Why it matters: "Such NASA cuts would require ending the operations of a huge host of earth science satellites," Paul Voosen writes in Science.
- "They could also result in the closure of NASA's Goddard Space Flight Center in Maryland, which has thousands of employees and is one of the agency's premier centers for earth science research," he adds.
Driving the news: The Washington Post reported that the budget plan, sent to NASA by the Office of Management and Budget, would give NASA's Science Mission Directorate $3.9 billion, down from its current budget of about $7.3 billion.
- "This budget would halt the development of nearly every future science project at NASA," the Planetary Society said in a statement.
- The group said the proposed cuts amount to "wasting billions of dollars of taxpayer funds already spent on these projects, abandoning international and commercial partners, and surrendering U.S. leadership in space science to other nations."
- The administration also is considering deep cuts to NOAA while seeking to end much of its climate change work, according to an internal document seen by Axios.
Yes, but: Jared Isaacman, President Trump's pick to lead NASA, told senators last week it would be feasible to have "multiple flagship scientific missions at once."

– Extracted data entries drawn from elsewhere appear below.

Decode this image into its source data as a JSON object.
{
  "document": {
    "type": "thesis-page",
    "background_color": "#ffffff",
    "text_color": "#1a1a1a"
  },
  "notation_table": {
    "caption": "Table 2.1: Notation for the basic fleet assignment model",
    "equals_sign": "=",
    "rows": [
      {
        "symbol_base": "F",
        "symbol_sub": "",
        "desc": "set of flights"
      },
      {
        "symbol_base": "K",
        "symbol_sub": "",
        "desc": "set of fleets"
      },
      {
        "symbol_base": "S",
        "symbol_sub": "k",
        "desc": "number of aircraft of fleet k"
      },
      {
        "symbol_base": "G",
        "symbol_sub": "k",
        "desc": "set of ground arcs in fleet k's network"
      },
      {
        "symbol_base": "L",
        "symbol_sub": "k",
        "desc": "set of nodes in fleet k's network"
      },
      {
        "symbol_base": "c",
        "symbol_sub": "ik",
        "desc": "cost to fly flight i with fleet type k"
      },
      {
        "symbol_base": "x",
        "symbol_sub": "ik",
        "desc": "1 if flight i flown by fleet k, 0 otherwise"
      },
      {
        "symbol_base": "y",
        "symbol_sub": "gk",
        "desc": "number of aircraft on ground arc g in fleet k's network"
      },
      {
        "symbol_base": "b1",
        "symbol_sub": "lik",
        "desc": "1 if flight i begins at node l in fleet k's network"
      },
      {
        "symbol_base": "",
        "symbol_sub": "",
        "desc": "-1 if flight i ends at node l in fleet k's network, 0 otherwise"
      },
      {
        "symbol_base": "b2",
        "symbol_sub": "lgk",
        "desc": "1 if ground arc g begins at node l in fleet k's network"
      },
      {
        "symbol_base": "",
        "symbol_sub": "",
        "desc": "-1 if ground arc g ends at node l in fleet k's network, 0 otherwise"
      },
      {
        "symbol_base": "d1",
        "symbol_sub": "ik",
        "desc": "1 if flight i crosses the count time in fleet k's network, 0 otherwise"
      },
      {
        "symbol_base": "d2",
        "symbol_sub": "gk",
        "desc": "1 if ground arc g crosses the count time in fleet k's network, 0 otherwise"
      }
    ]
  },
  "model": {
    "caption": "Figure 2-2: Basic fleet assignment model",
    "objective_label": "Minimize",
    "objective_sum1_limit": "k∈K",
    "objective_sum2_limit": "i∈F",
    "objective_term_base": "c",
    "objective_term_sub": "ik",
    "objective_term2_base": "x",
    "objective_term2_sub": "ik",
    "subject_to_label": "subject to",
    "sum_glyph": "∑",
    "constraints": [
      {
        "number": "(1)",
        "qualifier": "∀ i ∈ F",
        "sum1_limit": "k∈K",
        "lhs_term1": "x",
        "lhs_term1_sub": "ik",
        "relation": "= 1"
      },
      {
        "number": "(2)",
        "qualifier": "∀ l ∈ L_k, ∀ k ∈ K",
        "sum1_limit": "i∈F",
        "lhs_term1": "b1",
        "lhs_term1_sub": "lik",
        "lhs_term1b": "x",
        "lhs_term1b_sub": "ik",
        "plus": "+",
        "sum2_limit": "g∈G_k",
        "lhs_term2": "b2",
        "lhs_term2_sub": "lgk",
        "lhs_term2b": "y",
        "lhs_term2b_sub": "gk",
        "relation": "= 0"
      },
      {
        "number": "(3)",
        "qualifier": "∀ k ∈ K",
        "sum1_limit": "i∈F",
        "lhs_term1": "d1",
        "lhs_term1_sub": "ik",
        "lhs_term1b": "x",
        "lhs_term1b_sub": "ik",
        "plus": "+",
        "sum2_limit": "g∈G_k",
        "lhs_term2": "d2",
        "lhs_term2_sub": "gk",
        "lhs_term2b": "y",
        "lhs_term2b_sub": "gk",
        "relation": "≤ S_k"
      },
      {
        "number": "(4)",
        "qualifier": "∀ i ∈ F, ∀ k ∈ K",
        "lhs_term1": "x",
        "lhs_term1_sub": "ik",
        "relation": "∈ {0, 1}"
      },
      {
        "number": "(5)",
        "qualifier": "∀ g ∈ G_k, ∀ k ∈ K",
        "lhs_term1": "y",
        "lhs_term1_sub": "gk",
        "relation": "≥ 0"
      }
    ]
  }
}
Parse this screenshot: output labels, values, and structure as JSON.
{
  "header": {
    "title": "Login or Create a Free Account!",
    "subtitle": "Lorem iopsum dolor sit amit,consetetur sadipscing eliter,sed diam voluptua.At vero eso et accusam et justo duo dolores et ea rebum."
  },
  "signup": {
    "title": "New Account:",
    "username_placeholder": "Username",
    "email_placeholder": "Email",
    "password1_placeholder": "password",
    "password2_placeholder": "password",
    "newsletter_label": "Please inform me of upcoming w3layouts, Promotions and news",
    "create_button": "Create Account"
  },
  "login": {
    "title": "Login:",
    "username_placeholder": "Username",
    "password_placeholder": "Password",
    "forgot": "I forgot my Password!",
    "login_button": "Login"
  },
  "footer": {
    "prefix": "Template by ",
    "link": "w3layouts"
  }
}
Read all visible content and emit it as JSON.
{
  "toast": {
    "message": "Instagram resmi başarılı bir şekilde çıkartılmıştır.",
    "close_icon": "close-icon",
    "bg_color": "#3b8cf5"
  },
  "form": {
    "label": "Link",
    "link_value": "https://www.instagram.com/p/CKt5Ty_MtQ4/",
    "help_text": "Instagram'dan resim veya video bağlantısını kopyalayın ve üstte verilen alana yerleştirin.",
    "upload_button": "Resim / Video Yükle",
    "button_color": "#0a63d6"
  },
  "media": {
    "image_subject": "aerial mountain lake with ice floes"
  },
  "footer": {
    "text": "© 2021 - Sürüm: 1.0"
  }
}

- He also said one of his primary objectives would be to make NASA "a force multiplier for science."
The other side: Rep. Zoe Lofgren of California, ranking Democrat on the House Science, Space and Technology Committee, said in a statement she will "do everything I can to stand in the way of this idiotic plan."
- "The White House seems to think that our science capabilities operate in vacuums from one another," she said. "That is not the case."